[Intel-gfx] [PATCH v4 3/3] drm/i915/gt: Timeout when waiting for idle in suspending

Wed Oct 25 12:58:48 UTC 2023

On 04/10/2023 18:59, Teres Alexis, Alan Previn wrote:
> On Thu, 2023-09-28 at 13:46 +0100, Tvrtko Ursulin wrote:
>> On 27/09/2023 17:36, Teres Alexis, Alan Previn wrote:
>>> Thanks for taking the time to review this Tvrtko, replies inline below.
> alan:snip
> 
>>>>
>>>> Main concern is that we need to be sure there are no possible
>>>> ill-effects, like letting the GPU/GuC scribble on some memory we
>>>> unmapped (or will unmap), having let the suspend continue after timing
>>>> out, and not perhaps doing the forced wedge like wait_for_suspend() does
>>>> on the existing timeout path.
>>> alan: this will not happen because the held wakeref is never force-released
>>> after the timeout - so what happens is the kernel would bail the suspend.
>>
>> How does it know to fail the suspend when there is no error code
>> returned with this timeout? Maybe a stupid question.. my knowledge of
>> suspend-resume paths was not great even before I forgot it all.

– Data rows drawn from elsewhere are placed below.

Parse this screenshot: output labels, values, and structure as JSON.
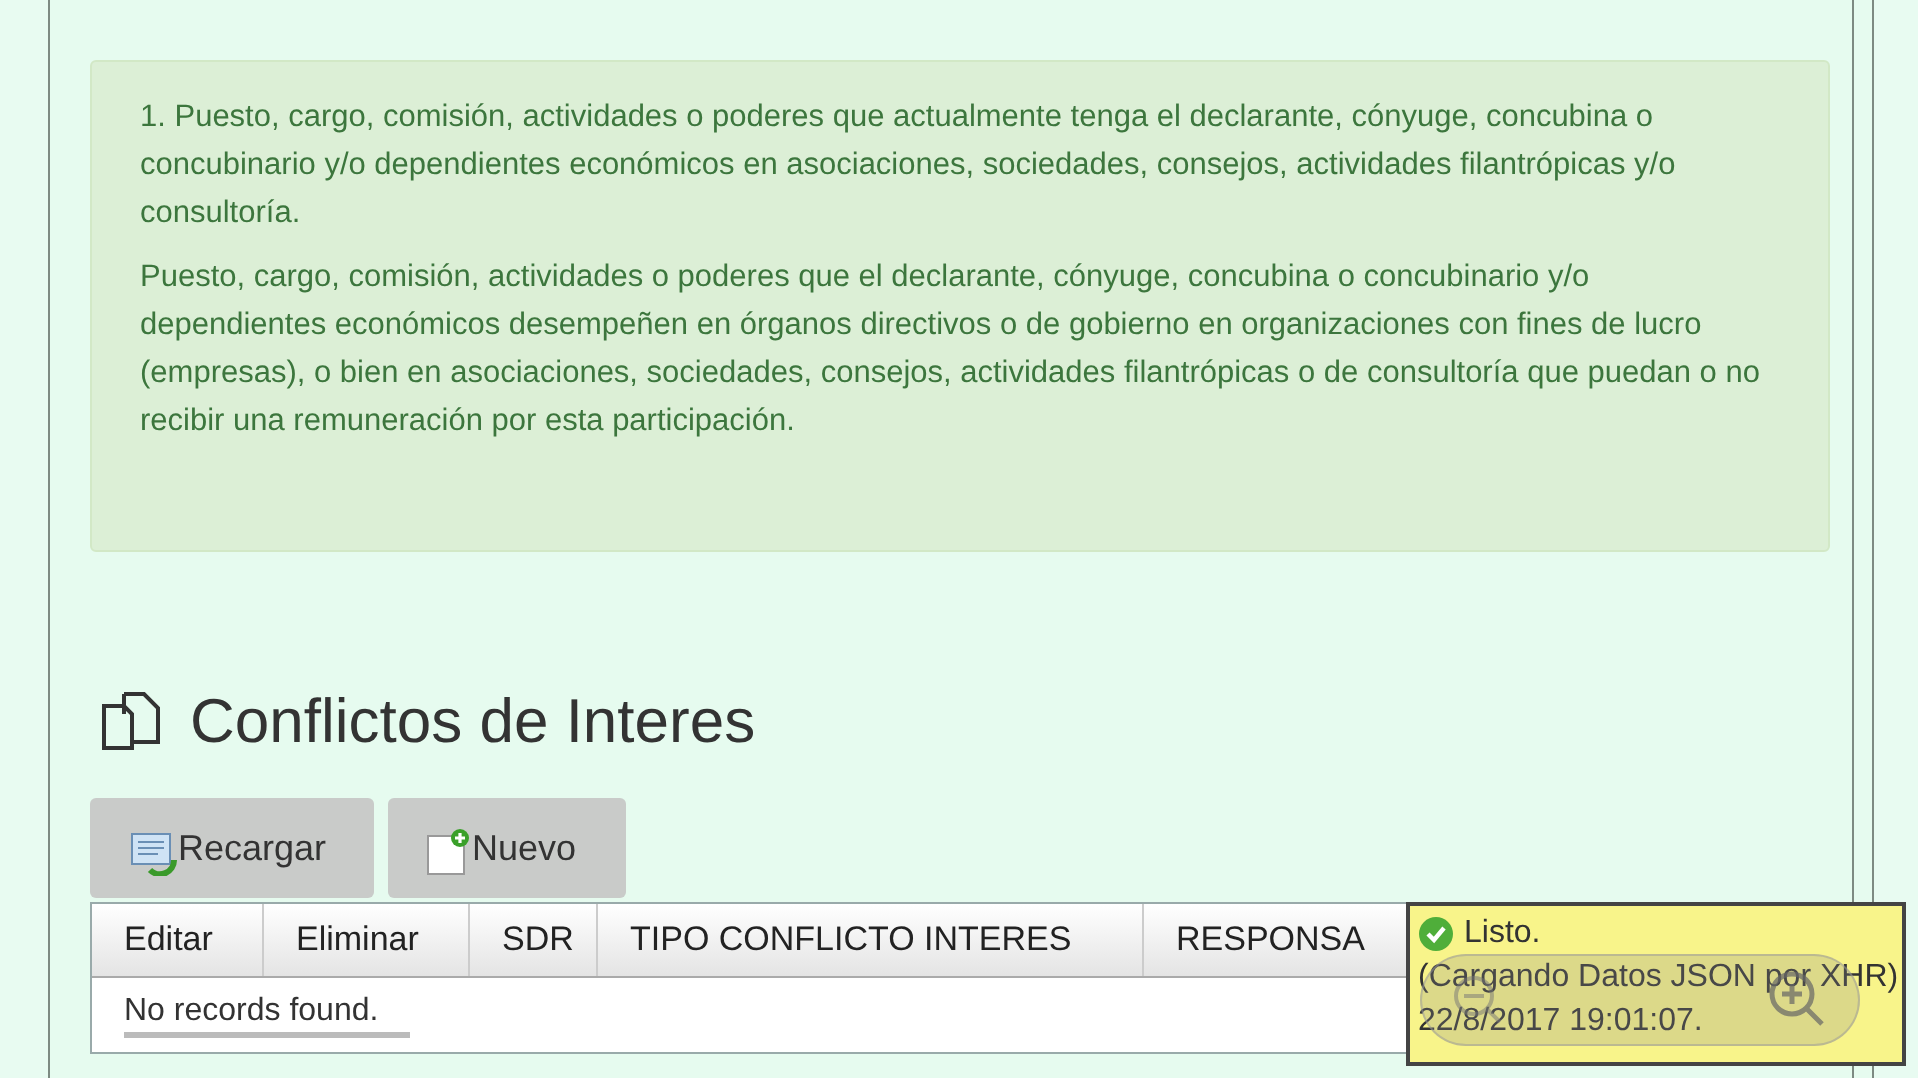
{
  "alert": {
    "paragraphs": [
      "1. Puesto, cargo, comisión, actividades o poderes que actualmente tenga el declarante, cónyuge, concubina o concubinario y/o dependientes económicos en asociaciones, sociedades, consejos, actividades filantrópicas y/o consultoría.",
      "Puesto, cargo, comisión, actividades o poderes que el declarante, cónyuge, concubina o concubinario y/o dependientes económicos desempeñen en órganos directivos o de gobierno en organizaciones con fines de lucro (empresas), o bien en asociaciones, sociedades, consejos, actividades filantrópicas o de consultoría que puedan o no recibir una remuneración por esta participación."
    ]
  },
  "section": {
    "title": "Conflictos de Interes"
  },
  "buttons": [
    {
      "kind": "reload",
      "label": "Recargar"
    },
    {
      "kind": "new",
      "label": "Nuevo"
    }
  ],
  "table": {
    "columns": [
      "Editar",
      "Eliminar",
      "SDR",
      "TIPO CONFLICTO INTERES",
      "RESPONSA"
    ],
    "empty_message": "No records found."
  },
  "notification": {
    "title": "Listo.",
    "lines": [
      "(Cargando Datos JSON por XHR)",
      "22/8/2017 19:01:07."
    ]
  }
}
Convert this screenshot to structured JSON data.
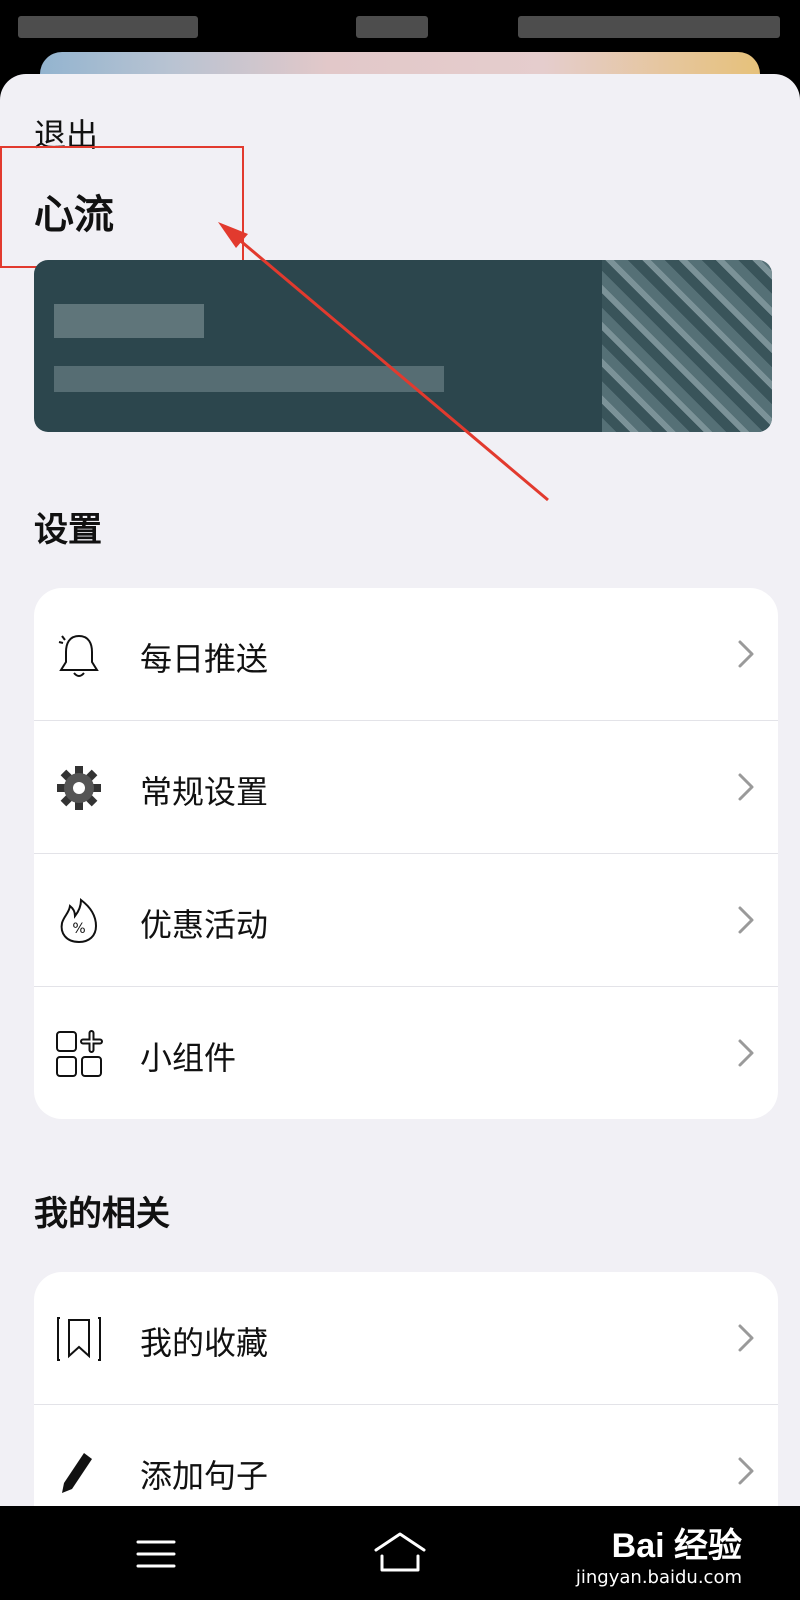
{
  "header": {
    "logout_label": "退出",
    "app_name": "心流"
  },
  "settings": {
    "title": "设置",
    "items": [
      {
        "label": "每日推送",
        "icon": "bell-icon"
      },
      {
        "label": "常规设置",
        "icon": "gear-icon"
      },
      {
        "label": "优惠活动",
        "icon": "discount-fire-icon"
      },
      {
        "label": "小组件",
        "icon": "widgets-icon"
      }
    ]
  },
  "related": {
    "title": "我的相关",
    "items": [
      {
        "label": "我的收藏",
        "icon": "bookmark-icon"
      },
      {
        "label": "添加句子",
        "icon": "pen-icon"
      }
    ]
  },
  "watermark": {
    "brand": "Bai 经验",
    "url": "jingyan.baidu.com"
  },
  "colors": {
    "sheet_bg": "#f1f0f5",
    "banner_bg": "#2c464d",
    "annotation": "#e23a2e"
  }
}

> alan:Tvrtko, you and I both sir. (apologies for the tardy response yet again busy week).
> So i did trace back the gt->wakeref before i posted these patches and discovered that
> runtime get/put call, i believe that the first 'get' leads to __intel_wakeref_get_first
> which calls intel_runtime_pm_get via rpm_get helper and eventually executes a
> pm_runtime_get_sync(rpm->kdev); (hanging off i915). (ofc, there is a corresponding
> for '_put_last') - so non-first, non-last increases the counter for the gt...
> but this last miss will mean kernel knows i915 hasnt 'put' everything.
> 
> alan:snip
>>>
>>> Recap: so in both cases (original vs this patch), if we had a buggy gt-wakeref leak,
>>> we dont get invalid guc-accesses, but without this patch, we wait forever,
>>> and with this patch, we get some messages and eventually bail the suspend.
>>
>> It is not possible to wait for lost G2H in something like
>> intel_uc_suspend() and simply declare "bad things happened" if it times
>> out there, and forcibly clean it all up? (Which would include releasing
>> all the abandoned pm refs, so this patch wouldn't be needed.)
>>
> alan: I'm not sure if intel_uc_suspend should be held up by gt-level wakeref
> check unless huc/guc/gsc-uc are the only ones ever taking a gt wakeref.
> 
> As we already know, what we do know from a uc-perspective:
> -  ensure the outstanding guc related workers is flushed which we didnt before
> (addressed by patch #1).
> - any further late H2G-SchedDisable is not leaking wakerefs when calling H2G
> and not realizing it failed (addressed by patch #2).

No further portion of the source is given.